You stopped internalizing all the trauma because by your third year you enrolled in therapy with a doctor that says “lol” way too much, but she comforts you and calls you out on all your unrealistic fears. You will learn that you were never dramatic like the people around you told you. You will learn the need to let go of perfectionism. All of this made you tougher and stopped you from buying 10 boxes of tissues every month.

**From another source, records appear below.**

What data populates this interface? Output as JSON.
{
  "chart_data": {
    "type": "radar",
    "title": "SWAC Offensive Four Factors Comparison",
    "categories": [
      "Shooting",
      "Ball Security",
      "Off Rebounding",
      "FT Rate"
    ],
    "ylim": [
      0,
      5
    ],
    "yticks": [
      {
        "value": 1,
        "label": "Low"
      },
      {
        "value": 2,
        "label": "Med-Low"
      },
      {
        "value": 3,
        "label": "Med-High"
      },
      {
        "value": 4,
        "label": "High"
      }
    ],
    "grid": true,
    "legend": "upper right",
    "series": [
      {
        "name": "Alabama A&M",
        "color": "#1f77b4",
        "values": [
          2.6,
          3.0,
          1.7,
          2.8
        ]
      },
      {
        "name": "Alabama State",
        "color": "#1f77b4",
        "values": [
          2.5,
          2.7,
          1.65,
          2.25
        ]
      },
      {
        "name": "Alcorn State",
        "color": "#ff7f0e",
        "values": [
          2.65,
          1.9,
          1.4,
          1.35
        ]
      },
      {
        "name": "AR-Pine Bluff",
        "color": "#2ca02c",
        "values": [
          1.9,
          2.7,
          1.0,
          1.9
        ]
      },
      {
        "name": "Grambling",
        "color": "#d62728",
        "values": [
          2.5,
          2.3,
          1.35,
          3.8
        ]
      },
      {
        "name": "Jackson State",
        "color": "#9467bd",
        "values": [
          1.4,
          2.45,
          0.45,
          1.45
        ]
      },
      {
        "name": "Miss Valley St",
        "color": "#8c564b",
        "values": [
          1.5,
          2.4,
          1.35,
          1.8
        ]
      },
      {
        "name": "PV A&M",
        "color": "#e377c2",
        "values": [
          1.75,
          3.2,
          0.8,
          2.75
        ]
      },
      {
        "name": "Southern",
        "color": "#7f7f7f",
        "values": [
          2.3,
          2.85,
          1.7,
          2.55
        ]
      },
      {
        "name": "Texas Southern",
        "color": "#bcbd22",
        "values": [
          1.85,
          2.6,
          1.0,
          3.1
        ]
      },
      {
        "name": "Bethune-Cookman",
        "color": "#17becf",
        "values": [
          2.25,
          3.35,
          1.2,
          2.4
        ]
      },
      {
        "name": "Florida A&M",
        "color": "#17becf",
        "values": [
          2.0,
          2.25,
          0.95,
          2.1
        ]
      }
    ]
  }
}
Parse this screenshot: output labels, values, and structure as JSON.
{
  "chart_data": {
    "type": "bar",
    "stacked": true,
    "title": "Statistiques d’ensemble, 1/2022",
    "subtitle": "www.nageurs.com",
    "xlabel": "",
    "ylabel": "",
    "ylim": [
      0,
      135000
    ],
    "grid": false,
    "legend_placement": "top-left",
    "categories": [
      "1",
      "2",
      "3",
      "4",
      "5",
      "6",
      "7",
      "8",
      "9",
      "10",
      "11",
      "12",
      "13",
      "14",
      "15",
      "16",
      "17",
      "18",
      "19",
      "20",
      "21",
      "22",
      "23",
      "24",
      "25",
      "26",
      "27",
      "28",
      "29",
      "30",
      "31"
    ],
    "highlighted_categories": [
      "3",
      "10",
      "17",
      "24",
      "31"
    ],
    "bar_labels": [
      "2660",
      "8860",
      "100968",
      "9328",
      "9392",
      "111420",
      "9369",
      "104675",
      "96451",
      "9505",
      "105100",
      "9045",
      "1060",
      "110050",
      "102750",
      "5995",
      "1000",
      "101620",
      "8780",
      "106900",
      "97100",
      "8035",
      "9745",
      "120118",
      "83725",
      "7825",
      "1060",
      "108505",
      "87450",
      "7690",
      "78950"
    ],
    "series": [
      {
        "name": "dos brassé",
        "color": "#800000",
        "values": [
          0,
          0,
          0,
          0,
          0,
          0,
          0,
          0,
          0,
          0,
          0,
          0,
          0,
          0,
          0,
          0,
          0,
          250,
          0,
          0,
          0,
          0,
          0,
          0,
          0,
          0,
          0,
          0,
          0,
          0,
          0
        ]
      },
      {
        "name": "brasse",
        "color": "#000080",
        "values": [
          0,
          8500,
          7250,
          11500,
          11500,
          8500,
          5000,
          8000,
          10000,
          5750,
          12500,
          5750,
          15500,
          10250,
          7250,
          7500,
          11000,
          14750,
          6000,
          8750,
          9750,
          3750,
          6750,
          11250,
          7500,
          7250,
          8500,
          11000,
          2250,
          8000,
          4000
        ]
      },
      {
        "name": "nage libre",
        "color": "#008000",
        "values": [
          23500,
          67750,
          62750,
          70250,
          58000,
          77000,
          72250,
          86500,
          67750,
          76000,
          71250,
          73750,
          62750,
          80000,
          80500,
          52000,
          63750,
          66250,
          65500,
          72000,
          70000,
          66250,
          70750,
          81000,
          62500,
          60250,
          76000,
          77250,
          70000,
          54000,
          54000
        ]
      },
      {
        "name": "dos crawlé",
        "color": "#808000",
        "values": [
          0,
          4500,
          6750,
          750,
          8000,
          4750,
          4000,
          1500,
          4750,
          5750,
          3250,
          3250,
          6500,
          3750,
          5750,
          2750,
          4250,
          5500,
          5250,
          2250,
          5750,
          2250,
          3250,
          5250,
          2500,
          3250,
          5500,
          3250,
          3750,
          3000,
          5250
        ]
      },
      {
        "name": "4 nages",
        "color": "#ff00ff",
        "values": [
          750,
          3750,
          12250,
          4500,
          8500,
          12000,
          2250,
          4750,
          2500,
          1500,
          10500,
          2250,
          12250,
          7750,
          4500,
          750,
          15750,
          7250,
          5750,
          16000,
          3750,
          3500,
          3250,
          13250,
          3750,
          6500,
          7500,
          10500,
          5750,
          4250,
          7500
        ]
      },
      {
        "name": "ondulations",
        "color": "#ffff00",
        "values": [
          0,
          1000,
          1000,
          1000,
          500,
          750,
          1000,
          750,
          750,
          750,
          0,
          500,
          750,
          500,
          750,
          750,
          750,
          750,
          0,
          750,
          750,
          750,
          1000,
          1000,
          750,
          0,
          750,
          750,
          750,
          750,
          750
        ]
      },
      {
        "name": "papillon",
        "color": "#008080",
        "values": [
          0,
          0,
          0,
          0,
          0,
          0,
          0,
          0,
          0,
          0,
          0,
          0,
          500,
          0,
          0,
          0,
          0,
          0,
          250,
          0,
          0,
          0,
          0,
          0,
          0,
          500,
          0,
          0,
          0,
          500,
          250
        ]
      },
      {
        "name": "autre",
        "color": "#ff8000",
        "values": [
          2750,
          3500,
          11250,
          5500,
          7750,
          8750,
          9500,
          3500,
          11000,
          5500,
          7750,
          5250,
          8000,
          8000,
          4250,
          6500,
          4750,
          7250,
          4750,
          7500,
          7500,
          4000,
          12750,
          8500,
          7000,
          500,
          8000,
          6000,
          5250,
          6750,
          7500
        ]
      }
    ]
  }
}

Here’s your beginning of self-care.
You’ll see that you never cared enough about yourself to take time for self-care—not just because the time in the day slips by. With that being said, you start taking things off your list of responsibilities, and find that your parents always wanted you do that.
I promise that you work it all out, because little progress never satisfies us. Problems will still hit like a truck. In response, you will still make A-through-Z plans before making a decision. Some things never change, but you will slowly start accepting yourself. You get to be the person the elementary school version of us dreamed of. The bad times won’t even feel suffocating anymore because you’ll drown in all the love and support. The kind you never got before. Life works out in funny ways like that. Enjoy it. Cry some more, but also in the happy times when you find yourself surrounded by the people that love you.
All my love,
Kaylah Vo
P.S…
I don’t know if I should tell you this just in case of the butterfly effect, but there’s going to be a pandemic in March. Save your money now. Pack some of your things to take home when you visit. Leave all the books at home, you won’t read any of it.